Créer ta micro-entreprise et t’inscrire au REVTC
Tu deviens ton propre exploitant. Tu ouvres une micro-entreprise, tu t’inscris toi-même au registre, et tu travailles avec les plateformes de ton choix. Aucune commission de rattachement, mais la comptabilité et les cotisations te reviennent. Ton inscription personnelle au REVTC se renouvelle tous les cinq ans, comme l’impose la loi Grandguillaume de 2016. Pour ne pas te noyer, appuie-toi sur un comptable spécialisé VTC qui connaît les règles du secteur.
Passer par le portage salarial VTC
Formule hybride. Une société de portage t’emploie comme salarié, tu conserves une large autonomie sur ton activité, et elle gère l’administratif contre un pourcentage. Tu profites de la protection sociale sans monter de structure. Le coût dépasse celui de la micro-entreprise.
| Statut | Inscription REVTC | Protection sociale |
|---|---|---|
| Salarié d’une société | Portée par l’employeur | Complète |
| Micro-entreprise indépendante | À ton nom | Régime indépendant |
| Portage salarial | Portée par le porteur | Complète |
La carte professionnelle VTC reste obligatoire
Quel que soit ton statut, la carte professionnelle VTC ne se contourne pas. Elle est délivrée par la préfecture après réussite de l’examen, et elle atteste que tu remplis les conditions de moralité, de santé et de compétence exigées par la loi.

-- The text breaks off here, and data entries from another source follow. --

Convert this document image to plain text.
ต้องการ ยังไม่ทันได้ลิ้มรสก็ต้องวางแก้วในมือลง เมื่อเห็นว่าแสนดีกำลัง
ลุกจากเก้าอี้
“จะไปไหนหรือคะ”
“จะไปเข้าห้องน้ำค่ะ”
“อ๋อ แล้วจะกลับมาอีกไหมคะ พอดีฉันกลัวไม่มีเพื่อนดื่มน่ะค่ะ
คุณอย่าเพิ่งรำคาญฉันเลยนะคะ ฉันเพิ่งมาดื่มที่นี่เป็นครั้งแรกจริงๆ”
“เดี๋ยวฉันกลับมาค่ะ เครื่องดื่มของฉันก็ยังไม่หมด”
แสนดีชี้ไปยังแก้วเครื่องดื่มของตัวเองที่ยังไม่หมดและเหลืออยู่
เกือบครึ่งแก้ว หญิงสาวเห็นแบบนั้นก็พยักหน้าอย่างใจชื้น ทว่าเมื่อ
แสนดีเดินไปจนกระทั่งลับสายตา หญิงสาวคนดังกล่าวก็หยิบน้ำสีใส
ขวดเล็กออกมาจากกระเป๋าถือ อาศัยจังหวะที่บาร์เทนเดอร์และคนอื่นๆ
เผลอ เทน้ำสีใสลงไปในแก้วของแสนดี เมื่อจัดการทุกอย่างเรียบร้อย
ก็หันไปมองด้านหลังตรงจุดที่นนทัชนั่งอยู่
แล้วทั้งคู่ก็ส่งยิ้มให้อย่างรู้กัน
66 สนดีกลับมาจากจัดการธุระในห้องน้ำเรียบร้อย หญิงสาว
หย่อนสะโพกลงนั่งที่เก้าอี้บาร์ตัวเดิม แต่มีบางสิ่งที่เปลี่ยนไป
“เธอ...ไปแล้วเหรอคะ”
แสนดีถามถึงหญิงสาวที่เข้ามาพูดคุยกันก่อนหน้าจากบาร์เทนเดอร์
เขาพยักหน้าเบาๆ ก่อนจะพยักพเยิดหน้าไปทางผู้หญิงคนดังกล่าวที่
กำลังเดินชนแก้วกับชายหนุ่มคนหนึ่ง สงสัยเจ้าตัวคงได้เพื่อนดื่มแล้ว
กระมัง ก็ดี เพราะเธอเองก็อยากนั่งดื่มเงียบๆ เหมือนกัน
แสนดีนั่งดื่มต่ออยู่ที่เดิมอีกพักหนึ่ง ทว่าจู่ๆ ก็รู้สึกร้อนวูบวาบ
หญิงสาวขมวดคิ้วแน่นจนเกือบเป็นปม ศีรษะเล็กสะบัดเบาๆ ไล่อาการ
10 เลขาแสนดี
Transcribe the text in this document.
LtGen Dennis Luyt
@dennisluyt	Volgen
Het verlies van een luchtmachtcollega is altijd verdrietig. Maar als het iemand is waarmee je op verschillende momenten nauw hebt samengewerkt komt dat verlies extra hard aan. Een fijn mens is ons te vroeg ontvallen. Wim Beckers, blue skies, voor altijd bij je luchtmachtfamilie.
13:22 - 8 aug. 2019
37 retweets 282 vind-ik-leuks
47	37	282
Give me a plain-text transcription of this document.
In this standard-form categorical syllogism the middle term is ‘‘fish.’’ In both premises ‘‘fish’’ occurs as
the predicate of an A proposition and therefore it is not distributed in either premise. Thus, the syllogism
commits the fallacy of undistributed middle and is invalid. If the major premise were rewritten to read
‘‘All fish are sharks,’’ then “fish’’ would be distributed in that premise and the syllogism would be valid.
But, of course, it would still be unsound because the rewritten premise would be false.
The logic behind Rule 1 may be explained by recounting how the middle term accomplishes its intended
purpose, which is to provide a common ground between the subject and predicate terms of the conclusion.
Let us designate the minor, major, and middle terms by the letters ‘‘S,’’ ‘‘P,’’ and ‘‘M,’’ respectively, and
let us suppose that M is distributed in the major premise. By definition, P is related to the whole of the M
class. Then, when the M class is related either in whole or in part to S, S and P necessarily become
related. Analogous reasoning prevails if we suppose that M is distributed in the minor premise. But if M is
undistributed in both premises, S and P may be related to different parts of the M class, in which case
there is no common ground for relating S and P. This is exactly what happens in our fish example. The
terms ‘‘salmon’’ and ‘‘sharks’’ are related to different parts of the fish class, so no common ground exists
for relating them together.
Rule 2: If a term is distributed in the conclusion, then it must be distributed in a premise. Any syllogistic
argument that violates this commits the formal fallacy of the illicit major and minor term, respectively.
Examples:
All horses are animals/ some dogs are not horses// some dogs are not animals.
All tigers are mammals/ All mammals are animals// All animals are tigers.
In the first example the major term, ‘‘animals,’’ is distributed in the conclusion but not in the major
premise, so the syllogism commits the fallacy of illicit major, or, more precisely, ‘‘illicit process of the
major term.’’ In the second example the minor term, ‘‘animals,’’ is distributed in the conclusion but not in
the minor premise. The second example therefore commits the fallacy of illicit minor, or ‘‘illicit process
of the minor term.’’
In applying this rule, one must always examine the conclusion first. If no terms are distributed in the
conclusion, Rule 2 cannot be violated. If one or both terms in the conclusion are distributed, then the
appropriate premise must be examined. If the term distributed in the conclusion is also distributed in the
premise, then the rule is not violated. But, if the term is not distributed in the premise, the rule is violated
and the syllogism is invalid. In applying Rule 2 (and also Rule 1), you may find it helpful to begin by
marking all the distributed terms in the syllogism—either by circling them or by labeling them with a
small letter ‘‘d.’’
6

Les conditions pour l’obtenir
Tu dois détenir le permis B depuis au moins trois ans, ramené à deux ans avec la conduite accompagnée. Ton casier judiciaire B2 doit être compatible, sans condamnation pour certains délits routiers graves. Une formation VTC prépare à l’examen : compte de 500 € en ligne à 3 000 € en présentiel, d’après les organismes spécialisés en 2026.
Le coût et la validité
L’examen T3P coûte 241 €, pour un budget de démarches d’environ 270 € au total, selon les données publiées en 2026 par les centres agréés. La carte reste valable cinq ans, puis se renouvelle après une formation continue de quatorze heures. Avant de te lancer, vérifie la marche à suivre pour obtenir ta carte professionnelle VTC.
Le véhicule conforme, rattaché ou indépendant
Les critères techniques s’appliquent de la même façon, que tu loues une voiture ou que tu roules avec la tienne. Un contrôle sur route peut les vérifier à tout instant.
Le véhicule doit compter de quatre à neuf places, mesurer au moins 4,50 m de long et 1,70 m de large, développer une puissance minimale de 84 kW et afficher moins de sept ans. Les modèles hybrides et électriques sont admis jusqu’à douze ans et échappent aux minimums de dimensions et de puissance, d’après la réglementation VTC en vigueur en 2026. Le contrôle technique devient annuel dès la mise en service. Un véhicule non conforme te fait perdre l’autorisation de rouler, même carte VTC en poche. Pour cadrer ton budget, regarde quelle voiture choisir pour le VTC avant de signer quoi que ce soit.
Repérer une offre de rattachement frauduleuse
Le marché a longtemps regorgé d’annonces douteuses, et la transition de 2026 va en faire surgir d’autres. Le principe ne bouge pas : une offre trop belle cache presque toujours du travail dissimulé.
Les signaux qui doivent t’alerter
Un tarif dérisoire, du type 70 € par semaine avec promesse de revenus non déclarés, est un piège. La presse, dont Le Parisien, a documenté ce type d’annonces frauduleuses. Aucune structure légale ne te proposera d’échapper aux cotisations sociales ni à l’impôt. Méfie-toi aussi des offres sans contrat écrit et de celles qui refusent de communiquer leur numéro.
Les vérifications avant de signer
Demande le numéro SIRET et l’inscription au REVTC, puis contrôle leur existence sur les registres publics. Exige un contrat écrit qui détaille les obligations de chacun et une assurance responsabilité civile professionnelle valide. Depuis la loi du 11 mai 2026, un point ne se négocie plus : ton inscription au registre doit être à ton nom, jamais empruntée.
Le rattachement version prêt de numéro appartient au passé. Prochaine étape concrète : trancher entre salariat et inscription personnelle, puis déposer ton dossier de carte VTC. Deux à trois semaines de démarches, et tu roules en règle.